The U.S. Postal Service — which is currently in the throes of snowballing debt — wasted $1.2 million on the production of “Simpsons” themed stamps, according to an inspector general’s report.
One billion stamps featuring the cartoon family were produced — and only 318 million were sold, the Washington Post reports.
Each year the USPS prints commemorative stamps based on a recommendation by an “advisory board” made up of a group of everyday, regular schmucks. The most popular stamp of all time was a 1993 stamp commemorating Elvis Presley’s 58th birthday, followed by a 1995 Marilyn Monroe stamp. While “The Simpsons” are definitely a cultural phenomenon, it doesn’t quite live up to the iconic status of the King, nor does it share the shapely curves of Monroe.
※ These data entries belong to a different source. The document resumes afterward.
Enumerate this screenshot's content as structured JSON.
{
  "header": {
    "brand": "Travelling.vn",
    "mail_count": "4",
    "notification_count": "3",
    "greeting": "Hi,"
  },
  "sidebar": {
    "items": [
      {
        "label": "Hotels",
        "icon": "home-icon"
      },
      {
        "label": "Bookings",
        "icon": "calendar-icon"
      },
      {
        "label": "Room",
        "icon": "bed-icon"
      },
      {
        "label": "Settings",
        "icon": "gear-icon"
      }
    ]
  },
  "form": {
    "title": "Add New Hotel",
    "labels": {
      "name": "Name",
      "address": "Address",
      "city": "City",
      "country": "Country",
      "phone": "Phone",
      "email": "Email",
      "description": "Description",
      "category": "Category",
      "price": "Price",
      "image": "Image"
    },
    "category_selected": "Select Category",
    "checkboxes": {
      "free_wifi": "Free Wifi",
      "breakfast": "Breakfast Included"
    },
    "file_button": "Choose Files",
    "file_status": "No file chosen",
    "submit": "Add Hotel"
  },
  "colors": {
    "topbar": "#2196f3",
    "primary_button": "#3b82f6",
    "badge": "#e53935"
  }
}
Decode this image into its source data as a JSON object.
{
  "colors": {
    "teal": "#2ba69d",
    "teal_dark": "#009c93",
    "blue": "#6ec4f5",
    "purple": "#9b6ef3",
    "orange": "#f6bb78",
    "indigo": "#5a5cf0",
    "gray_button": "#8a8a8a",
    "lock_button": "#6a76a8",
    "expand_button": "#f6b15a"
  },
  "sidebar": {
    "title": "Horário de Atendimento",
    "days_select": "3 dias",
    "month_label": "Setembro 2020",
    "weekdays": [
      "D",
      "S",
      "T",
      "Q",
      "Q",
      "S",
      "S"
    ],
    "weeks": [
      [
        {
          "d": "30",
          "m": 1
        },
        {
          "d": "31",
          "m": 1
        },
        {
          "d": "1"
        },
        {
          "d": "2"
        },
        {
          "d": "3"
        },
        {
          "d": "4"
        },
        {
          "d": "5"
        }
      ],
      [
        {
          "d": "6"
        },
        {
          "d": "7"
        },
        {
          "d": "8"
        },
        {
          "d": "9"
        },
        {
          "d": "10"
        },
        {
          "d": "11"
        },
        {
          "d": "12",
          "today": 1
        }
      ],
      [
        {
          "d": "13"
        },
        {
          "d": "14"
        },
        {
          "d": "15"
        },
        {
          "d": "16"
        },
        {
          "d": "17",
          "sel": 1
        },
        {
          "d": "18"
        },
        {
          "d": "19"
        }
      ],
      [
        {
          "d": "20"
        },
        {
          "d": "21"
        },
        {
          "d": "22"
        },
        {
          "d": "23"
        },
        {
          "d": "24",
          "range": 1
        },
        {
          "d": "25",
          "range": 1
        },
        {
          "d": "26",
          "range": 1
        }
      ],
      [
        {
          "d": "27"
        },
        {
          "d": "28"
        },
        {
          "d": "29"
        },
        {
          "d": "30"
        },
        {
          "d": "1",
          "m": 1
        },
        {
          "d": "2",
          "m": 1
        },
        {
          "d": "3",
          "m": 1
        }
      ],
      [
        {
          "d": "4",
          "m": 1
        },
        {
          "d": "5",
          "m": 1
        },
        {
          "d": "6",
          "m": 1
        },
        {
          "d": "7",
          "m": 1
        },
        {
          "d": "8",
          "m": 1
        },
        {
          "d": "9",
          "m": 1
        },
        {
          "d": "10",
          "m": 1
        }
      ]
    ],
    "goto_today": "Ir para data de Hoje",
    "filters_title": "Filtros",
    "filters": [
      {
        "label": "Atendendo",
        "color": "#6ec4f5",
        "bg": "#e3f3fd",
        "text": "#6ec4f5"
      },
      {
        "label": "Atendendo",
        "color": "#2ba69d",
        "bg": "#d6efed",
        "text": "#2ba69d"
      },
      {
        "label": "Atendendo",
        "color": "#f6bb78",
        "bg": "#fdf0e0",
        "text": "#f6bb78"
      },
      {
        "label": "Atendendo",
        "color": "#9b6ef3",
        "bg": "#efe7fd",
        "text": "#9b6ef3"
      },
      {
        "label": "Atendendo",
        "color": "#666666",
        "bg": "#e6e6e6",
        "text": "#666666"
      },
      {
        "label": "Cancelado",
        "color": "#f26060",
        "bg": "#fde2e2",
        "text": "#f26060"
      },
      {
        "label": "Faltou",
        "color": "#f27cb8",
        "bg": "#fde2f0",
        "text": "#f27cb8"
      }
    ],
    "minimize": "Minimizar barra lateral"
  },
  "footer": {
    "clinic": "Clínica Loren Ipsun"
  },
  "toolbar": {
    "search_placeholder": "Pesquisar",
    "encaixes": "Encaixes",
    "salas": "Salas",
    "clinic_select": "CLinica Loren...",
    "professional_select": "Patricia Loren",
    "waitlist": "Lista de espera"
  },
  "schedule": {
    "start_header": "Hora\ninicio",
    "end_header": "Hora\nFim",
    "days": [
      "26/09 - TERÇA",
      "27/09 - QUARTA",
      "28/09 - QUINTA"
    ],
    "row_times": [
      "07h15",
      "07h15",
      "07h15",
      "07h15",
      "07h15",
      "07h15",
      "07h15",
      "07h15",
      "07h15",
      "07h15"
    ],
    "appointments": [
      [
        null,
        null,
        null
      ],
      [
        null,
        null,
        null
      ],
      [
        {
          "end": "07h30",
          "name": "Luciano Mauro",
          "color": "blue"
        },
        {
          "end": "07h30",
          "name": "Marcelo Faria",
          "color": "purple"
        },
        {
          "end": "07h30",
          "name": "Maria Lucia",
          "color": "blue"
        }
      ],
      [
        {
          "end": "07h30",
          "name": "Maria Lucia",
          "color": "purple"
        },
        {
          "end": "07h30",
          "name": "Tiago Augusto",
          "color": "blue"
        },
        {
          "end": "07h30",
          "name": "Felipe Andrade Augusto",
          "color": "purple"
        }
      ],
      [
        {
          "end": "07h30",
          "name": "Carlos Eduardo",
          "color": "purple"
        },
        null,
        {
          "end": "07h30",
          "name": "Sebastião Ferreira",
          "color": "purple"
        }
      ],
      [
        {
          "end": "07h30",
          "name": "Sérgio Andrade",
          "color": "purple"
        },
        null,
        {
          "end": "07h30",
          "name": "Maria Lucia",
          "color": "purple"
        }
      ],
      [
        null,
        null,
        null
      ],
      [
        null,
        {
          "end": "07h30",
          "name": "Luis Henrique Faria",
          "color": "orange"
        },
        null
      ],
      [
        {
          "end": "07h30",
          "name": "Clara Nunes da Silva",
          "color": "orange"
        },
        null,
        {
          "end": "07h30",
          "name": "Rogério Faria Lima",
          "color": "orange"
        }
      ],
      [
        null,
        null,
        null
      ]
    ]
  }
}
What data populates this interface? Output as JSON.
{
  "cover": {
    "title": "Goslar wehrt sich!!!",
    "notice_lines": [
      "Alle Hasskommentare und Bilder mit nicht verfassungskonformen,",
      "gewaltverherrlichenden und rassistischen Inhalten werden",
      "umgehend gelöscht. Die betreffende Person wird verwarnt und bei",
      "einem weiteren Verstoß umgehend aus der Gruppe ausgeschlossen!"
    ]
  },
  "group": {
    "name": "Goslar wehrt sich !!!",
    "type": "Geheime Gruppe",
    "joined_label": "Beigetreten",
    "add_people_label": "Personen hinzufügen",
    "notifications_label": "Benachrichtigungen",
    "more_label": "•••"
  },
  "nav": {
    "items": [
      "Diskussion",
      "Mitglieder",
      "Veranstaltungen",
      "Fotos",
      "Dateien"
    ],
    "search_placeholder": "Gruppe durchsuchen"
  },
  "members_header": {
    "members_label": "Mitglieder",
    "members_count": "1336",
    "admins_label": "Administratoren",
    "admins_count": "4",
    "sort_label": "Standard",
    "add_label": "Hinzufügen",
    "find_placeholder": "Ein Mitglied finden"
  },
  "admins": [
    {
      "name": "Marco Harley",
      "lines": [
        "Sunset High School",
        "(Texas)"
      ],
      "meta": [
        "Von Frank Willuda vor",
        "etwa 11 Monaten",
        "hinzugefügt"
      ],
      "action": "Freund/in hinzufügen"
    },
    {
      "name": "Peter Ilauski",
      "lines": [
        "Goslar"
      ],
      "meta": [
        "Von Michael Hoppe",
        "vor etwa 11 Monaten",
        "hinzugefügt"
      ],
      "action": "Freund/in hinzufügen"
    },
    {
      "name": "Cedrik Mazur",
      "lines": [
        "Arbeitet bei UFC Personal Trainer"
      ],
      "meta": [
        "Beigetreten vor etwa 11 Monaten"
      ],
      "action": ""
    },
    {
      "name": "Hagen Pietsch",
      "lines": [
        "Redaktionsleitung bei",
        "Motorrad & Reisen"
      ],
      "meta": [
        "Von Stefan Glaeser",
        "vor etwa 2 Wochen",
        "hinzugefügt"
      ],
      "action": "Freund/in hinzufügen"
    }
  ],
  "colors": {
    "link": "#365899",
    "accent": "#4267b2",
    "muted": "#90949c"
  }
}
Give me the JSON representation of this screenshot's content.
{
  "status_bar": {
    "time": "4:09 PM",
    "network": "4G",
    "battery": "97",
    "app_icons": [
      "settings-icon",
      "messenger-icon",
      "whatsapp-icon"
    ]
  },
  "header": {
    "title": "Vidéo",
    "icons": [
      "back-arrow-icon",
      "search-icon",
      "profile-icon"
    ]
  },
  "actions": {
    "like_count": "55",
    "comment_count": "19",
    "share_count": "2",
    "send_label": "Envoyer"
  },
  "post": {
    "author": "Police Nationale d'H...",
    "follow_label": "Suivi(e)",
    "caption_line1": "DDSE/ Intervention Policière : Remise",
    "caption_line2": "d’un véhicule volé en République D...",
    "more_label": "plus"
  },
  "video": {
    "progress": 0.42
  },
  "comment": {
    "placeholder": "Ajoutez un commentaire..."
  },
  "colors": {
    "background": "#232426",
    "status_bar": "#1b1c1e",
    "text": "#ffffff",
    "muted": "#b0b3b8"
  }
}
Somehow, the Postal Service thought that making one billion “Simpsons” stamps was a good idea, even though the only time people use snail mail is when they send their grandparents birthday cards with enlarged type. And if you asked those grandparents their thoughts on “The Simpsons” they would probably think you were talking about the new neighbors, rather than the satirical parody of the American experience.
The overproduction of “Simpsons” stamps is just one example of just how bad the USPS is at managing its balance sheets. The inspector general’s report said that the process the Postal Service uses to determine how many stamps to manufacture is unscientific — and that no stamp in 2009 and 2010 met the demand for the quantity produced.
In 2011 alone the Postal Service lost $10 million, and it is on track to lose $15 million by the end of this fiscal year.
Perhaps it’s time to send Dennis Kucinich on that hunger strike.